B, Oblique multiplanar reformatted image in vertical long axis projection confirms inferior ventricular pseudoaneurysm (arrow). LA = left atrium, LV = left ventricle.

This study has several important limitations. Bias was introduced because of the retrospective design of the study. We did not review studies without a reported unsuspected finding because there would have been no opportunity to act on these findings even if they were significant. In addition, long-term clinical and imaging follow-up were not available in many patients with a significant finding. We determined therapeutic intervention on the basis of clinical information in the electronic medical record, which usually includes the operative note, echocardiogram, cardiac catherization, discharge summary, and radiology reports. However, this system does not include every follow-up surgical, cardiology or primary care clinic note. Therefore, determining if a therapeutic intervention or specialty consult was ultimately performed or planned on the basis of the imaging interpretation alone was sometimes difficult. Thus, we chose the term “potentially significant.” Other published studies of incidental findings on cardiac CT also have incomplete or nonexistent follow-up, possibly for the same reasons.
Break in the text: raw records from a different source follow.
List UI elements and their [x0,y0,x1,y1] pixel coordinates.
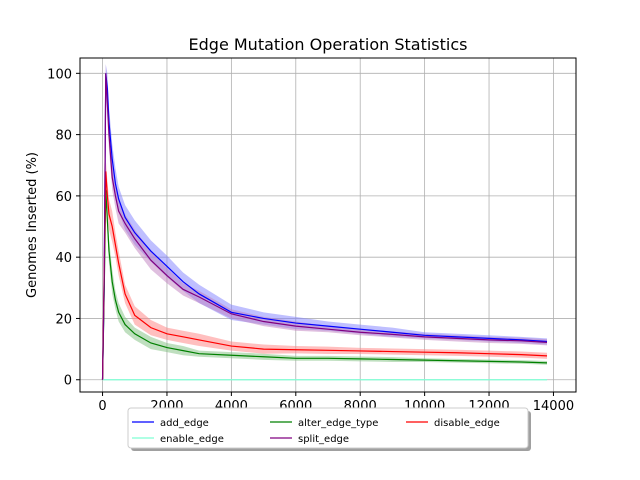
y-tick-label: 100 [47,67,72,82]
legend-label: disable_edge [434,418,500,429]
series-line-disable-edge [101,171,548,380]
x-tick-label: 0 [98,399,106,414]
series-band-split-edge [102,64,548,380]
series-line-alter-edge-type [101,189,548,380]
series-line-split-edge [101,73,548,380]
legend-box [127,407,529,449]
y-tick-label: 60 [55,190,72,205]
legend-label: alter_edge_type [298,418,378,429]
y-axis-label: Genomes Inserted (%) [25,152,40,298]
series-line-add-edge [101,73,548,380]
legend-label: split_edge [298,434,349,445]
chart-title: Edge Mutation Operation Statistics [189,35,468,54]
legend-label: enable_edge [160,434,224,445]
legend: add_edge alter_edge_type disable_edgeenabl… [127,407,531,451]
axes-frame [79,57,577,393]
y-tick-label: 40 [55,251,72,266]
x-tick-label: 14000 [533,399,574,414]
y-tick-label: 0 [64,374,72,389]
legend-label: add_edge [160,418,209,429]
y-tick-label: 20 [55,312,72,327]
y-tick-label: 80 [55,129,72,144]
series-band-alter-edge-type [102,180,548,380]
Although our overall patient cohort was sizeable, the number of patients studied in the later postoperative period was low (n = 40), and incidental findings included in the first study were not duplicated in the second. Because our patient population recently had undergone major cardiovascular surgery and have known ischemic heart disease, we cannot generalize these findings for outpatients or patients with suspected coronary artery disease. Also, the raw data were not reconstructed to create a wider field of view (x, y direction) possibly allowing more incidental findings to be discovered. Finally, our diagnosis of graft occlusion was not confirmed on coronary angiography. Nevertheless, cardiac CTA has shown greater than 90% sensitivity and specificity for detection of graft occlusion using invasive angiography as a standard of reference [1114].

In summary, cardiac CTA performed after CABG surgery is valuable to determine graft patency and also frequently detects clinically occult and potentially life-threatening abnormalities. All physicians interpreting cardiac CTA should be cognizant of both cardiac and noncardiac findings commonly present in patients after CABG surgery.